The dream of an indelible unicorn tattoo came true at the recent Cosmoprof Bologna session this spring, thanks to Prinker. The show showcased a multitude of innovative brands, including Réduit Boost, Beesline and Oquist. Here, a look at these.
Temporary tattoos aren’t just for kids anymore. That’s thanks to Prinker, a compact and lightweight device for creating long-lasting yet easy-to-wash tattoos in color or black and white, at home or in-store.
On the Prinker application, it is possible to choose a tattoo from more than 12,000 designs. People can also create their own designs on the app, which are then turned into tattoos.
Prinker claims to be the first and only cosmetic inks and primers in the world to be fully compliant with the Food and Drug Administration’s Cosmetics Voluntary Registration Program, as well as the European Union’s Cosmetics Notification Portal.
The first iteration, Prinker S, was introduced in January 2020 by the South Korean company. In terms of pricing, it started at $269. Then two years later came Prinker M, a smaller and lighter version, pricing starts at $199. This gadget measures 103 x 55 x 75.5 mm and weighs only 169 grams.

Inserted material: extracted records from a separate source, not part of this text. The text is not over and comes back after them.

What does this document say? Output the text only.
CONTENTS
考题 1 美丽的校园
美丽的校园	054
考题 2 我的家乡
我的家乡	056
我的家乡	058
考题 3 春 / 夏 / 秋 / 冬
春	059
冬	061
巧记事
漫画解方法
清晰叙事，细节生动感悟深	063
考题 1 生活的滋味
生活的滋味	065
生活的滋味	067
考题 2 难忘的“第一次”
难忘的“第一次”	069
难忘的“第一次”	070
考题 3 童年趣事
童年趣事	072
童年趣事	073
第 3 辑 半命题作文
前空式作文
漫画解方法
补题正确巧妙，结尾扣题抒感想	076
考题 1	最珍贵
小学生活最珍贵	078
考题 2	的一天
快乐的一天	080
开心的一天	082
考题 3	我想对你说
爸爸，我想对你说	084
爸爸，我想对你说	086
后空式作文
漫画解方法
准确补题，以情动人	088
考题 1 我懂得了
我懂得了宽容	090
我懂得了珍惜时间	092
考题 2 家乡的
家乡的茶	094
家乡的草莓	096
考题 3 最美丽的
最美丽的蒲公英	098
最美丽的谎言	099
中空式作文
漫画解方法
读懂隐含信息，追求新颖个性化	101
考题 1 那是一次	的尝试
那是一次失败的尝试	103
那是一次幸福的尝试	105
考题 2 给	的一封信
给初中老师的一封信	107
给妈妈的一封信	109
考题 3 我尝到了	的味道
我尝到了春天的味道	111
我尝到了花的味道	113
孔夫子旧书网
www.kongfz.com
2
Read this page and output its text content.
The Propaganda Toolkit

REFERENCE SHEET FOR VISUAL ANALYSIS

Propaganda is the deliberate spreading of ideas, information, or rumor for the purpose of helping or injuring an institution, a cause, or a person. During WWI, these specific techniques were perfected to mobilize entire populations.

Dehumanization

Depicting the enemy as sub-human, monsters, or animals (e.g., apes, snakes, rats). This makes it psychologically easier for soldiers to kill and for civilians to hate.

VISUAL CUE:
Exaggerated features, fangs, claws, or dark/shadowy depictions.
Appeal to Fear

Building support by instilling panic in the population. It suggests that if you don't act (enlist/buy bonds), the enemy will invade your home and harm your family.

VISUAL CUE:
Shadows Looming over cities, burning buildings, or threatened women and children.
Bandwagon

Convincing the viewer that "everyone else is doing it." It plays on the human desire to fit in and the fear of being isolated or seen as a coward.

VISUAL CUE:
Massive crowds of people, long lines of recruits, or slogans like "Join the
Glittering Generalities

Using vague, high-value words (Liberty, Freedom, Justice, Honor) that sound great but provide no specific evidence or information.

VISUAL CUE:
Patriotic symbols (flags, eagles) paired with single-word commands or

Réduit, a Swiss precision beauty brand, launched Boost in February. It’s touted as the first custom-made skincare device that, as the name suggests, boosts the effectiveness of people’s beauty products based on their specific skin needs.
Reduced, which was launched by Paul Peros and uses pulsed electromagnetic field technology operating in the ultra-low frequency as well as LED light therapy, calls Boost “intelligent universal skin care technology”.
Reduced Boost works with an app. There, users enter information about their skin type, gender, age, and environment. They also scan the barcode of their cream, serum or essence.
According to Réduit Boost’s algorithm, a personalized ritual is then created, and based on the active ingredients present in the chosen skincare products, a specific “waveform” is identified by the technology to push the ingredients. into the skin to the necessary depth.
Reduced claims that this allows the skin to receive the actives it needs and for four times greater absorption than when applied by hand. This is said to lead to five times better overall results in 30 seconds.
In the United States, Reduced Boost sells for $199.
The Lebanese company Beesline was founded in 1993 by Mohamad Arayssi and Maha Arayssi Rifai with the aim of offering an all-natural alternative to chemical cosmetics. Its waterless solutions, ranging from pills to tablets, include Roll-on Coconut WoW Tablet Forever Air Freshener, a compact product that comes in a refillable package.
“We are working to remove up to 80% of water from formulas, turning products into solids or sticks,” said marketing director Hassan Rifai.
Based on apitherapy, product formulations include ethically sourced bee by-products, such as honey, beeswax and propolis, often combined with botanical extracts. Beesline’s commitment extends to protecting beekeepers and supporting the ethical care and development of bees and beekeeping practices.
With prices ranging from $4 to $42, the huge assortment includes everything from lip balms and face and body products to hair care and sun care. Available in 22 markets, the brand has a strong presence in the Middle East, while in the United States, Beesline currently only sells to Anthropology. In Europe, the brand is primarily available online and recently debuted in China.
Swedish skincare brand Oquist could easily double as an interior design label. Its concentrated, waterless and multifunctional formulations come in terracotta sculptures that give new meaning to reusable packaging.
Launched in September 2021, the brand offers four products each claiming at least five different functions targeting every age and skin type. These include a five-in-one cleansing oil for face and hands, a full-body butter, and an amber extract balm, which debuted this year. Prices vary from 45 euros to 56 euros. The six-in-one serum, touted as an anti-aging solution to reduce the appearance of wrinkles, retails for $99.
Olga Ringquist, who co-founded the brand with her father, highlighted the challenges of adopting a waterless approach, which is mostly about price and the right balance of ingredients.
“Of course, it’s more expensive not to have 70-95% of a free component in your product,” she said, referring to water.
Ringquist chooses to use soothing oils and butters instead.
Oquist is available in a selection of independent shops across Europe and online marketplaces in Germany and Italy, in addition to operating its own e-commerce.
“Right now we’re selling mainly in Europe as well because it’s very convenient for shipping, whereas the UK is a bit [trickier], for example. But the United States and Asia are also interesting for us,” Ringquist said.